Imam Ibnu Rajab al-Hanbali dari nu.or.id mengatakan dalam bukunya Lathâif al-Ma’ârif fîma li Mawâsim al-‘Am min al-Wadhâif bahwa ada lima jenis puasa selama enam hari di bulan Syawal Keutamaan. Berikut ini adalah prioritas:

1. Sempurnakan puasa Ramadhan.

Keutamaan pertama adalah puasa sunnah Syawal sebagai pelengkap puasa Ramadhan. Ini seperti shalat sunnah rawaib sebagai pelengkap shalat fardhu lima waktu.

2. Pahala untuk menyempurnakan satu tahun puasa.

Kedua, manfaat sunnah puasa dan meditasi adalah menyempurnakan pahala puasa sebagai pahala puasa setahun. Sebagaimana janji Nabi Muhammad dalam hadits dalam kitab Hadits Muslim:

“Barangsiapa yang berpuasa di bulan Ramadhan kemudian dilanjutkan selama enam hari di Chauvar, maka pahalanya seperti pahala puasa selama satu tahun.”

3. Menjadi tanda diterimanya puasa Ramadhan.

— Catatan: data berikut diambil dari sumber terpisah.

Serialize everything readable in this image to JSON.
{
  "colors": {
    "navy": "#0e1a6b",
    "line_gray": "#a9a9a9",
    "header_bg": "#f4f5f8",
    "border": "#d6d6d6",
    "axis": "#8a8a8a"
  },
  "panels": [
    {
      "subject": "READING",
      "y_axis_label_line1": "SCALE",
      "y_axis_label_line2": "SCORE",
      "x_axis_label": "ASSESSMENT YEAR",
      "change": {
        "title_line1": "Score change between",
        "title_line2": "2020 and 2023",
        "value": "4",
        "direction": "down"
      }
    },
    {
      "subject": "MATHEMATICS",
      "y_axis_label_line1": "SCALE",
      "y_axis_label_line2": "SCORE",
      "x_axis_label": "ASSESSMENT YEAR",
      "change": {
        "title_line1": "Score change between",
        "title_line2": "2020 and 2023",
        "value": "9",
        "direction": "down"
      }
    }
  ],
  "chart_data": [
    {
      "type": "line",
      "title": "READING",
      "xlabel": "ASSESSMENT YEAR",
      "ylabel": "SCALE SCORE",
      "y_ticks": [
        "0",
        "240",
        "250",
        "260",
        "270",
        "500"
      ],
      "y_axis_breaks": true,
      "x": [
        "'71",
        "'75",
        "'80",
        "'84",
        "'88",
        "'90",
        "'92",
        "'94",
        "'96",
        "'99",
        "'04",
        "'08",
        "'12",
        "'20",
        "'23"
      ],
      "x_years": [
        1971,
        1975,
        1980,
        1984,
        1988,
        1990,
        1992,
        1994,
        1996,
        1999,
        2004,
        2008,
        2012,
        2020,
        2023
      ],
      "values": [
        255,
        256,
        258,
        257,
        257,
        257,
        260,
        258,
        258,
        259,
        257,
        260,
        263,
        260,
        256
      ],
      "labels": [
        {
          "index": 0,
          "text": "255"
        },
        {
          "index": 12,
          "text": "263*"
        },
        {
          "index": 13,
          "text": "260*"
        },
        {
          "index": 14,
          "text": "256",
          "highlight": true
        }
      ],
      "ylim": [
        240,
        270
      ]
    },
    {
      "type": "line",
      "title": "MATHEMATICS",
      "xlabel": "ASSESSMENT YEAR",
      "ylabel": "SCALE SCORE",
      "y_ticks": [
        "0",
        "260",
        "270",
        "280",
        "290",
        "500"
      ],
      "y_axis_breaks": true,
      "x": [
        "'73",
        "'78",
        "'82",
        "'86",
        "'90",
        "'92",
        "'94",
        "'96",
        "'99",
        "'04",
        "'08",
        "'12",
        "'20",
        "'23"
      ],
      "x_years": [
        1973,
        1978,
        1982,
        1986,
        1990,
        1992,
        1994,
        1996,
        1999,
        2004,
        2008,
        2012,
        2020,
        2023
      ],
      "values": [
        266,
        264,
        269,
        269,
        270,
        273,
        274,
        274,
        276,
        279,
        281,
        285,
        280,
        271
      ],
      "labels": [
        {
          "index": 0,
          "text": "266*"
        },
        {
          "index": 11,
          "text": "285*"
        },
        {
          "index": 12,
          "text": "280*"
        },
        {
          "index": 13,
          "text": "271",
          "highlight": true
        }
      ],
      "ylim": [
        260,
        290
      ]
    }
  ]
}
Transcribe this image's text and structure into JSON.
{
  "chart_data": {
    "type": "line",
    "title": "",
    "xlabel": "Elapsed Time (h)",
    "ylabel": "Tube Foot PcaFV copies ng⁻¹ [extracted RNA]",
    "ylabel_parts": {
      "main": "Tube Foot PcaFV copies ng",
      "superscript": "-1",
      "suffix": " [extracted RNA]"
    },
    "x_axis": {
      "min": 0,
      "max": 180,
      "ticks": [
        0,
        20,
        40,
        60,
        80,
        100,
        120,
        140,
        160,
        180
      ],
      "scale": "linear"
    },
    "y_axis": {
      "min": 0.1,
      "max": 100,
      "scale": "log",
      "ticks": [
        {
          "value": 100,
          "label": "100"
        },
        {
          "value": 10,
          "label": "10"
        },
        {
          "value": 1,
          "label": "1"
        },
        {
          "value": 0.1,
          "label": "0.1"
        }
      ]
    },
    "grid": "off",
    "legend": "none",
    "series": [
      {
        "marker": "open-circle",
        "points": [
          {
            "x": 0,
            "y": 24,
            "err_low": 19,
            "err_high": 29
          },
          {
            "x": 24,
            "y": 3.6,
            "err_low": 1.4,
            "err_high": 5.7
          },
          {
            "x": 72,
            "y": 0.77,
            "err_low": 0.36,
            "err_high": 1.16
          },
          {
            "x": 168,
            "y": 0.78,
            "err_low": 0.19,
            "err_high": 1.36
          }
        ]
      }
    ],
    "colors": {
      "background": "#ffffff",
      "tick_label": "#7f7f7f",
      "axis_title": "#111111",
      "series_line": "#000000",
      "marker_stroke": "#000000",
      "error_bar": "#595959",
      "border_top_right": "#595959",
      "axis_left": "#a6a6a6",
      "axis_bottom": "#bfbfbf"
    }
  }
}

Keutamaan ketiga adalah puasa sunnah Syawal, yang merupakan kebiasaan bagi umat Islam untuk berpuasa setelah puasa Ramadhan.

Ini adalah tanda penerimaan umat Islam bulan puasa Ramadhan. Karena sesungguhnya, ketika Allah SWT menerima amal baik seseorang, dia membalasnya dengan amal baik yang mengikutinya.

4. Sebagai rasa syukur kepada Allah SWT.

Selanjutnya, puasa sunnah Syawal merupakan tanda rasa syukur umat Islam kepada Allah SWT atas karunia yang melimpah yang ditawarkan selama bulan Ramadhan berupa puasa, qiyamul lail (sholat malam), zakat, dll.

5. Menjaga ibadah selama Ramadhan.

Lebih lanjut, puasa sunnah Syawal adalah bentuk ibadah yang dilakukan selama bulan Ramadhan tanpa terputus.

Mengamati enam hari puasa di bulan Chauvar menunjukkan bahwa shalat yang dilakukan selama Ramadhan tidak berhenti bahkan setelah bulan suci berlalu.

Sebagaimana diketahui bahwa shalat yang dilakukan selama bulan Ramadhan bermanfaat untuk dipelihara oleh umat Islam.

 

Check Also

persyaratan membuat lamaran pekerjaan persyaratan membuat lamaran pekerjaan - buatsurat - Persyaratan Membuat Lamaran Pekerjaan

Persyaratan Membuat Lamaran Pekerjaan

Setiap perusahaan memiliki persyaratan membuat lamaran pekerjaan yang berbeda-beda. Lalu apa saja syarat umum untuk …

Leave a Reply

Your email address will not be published.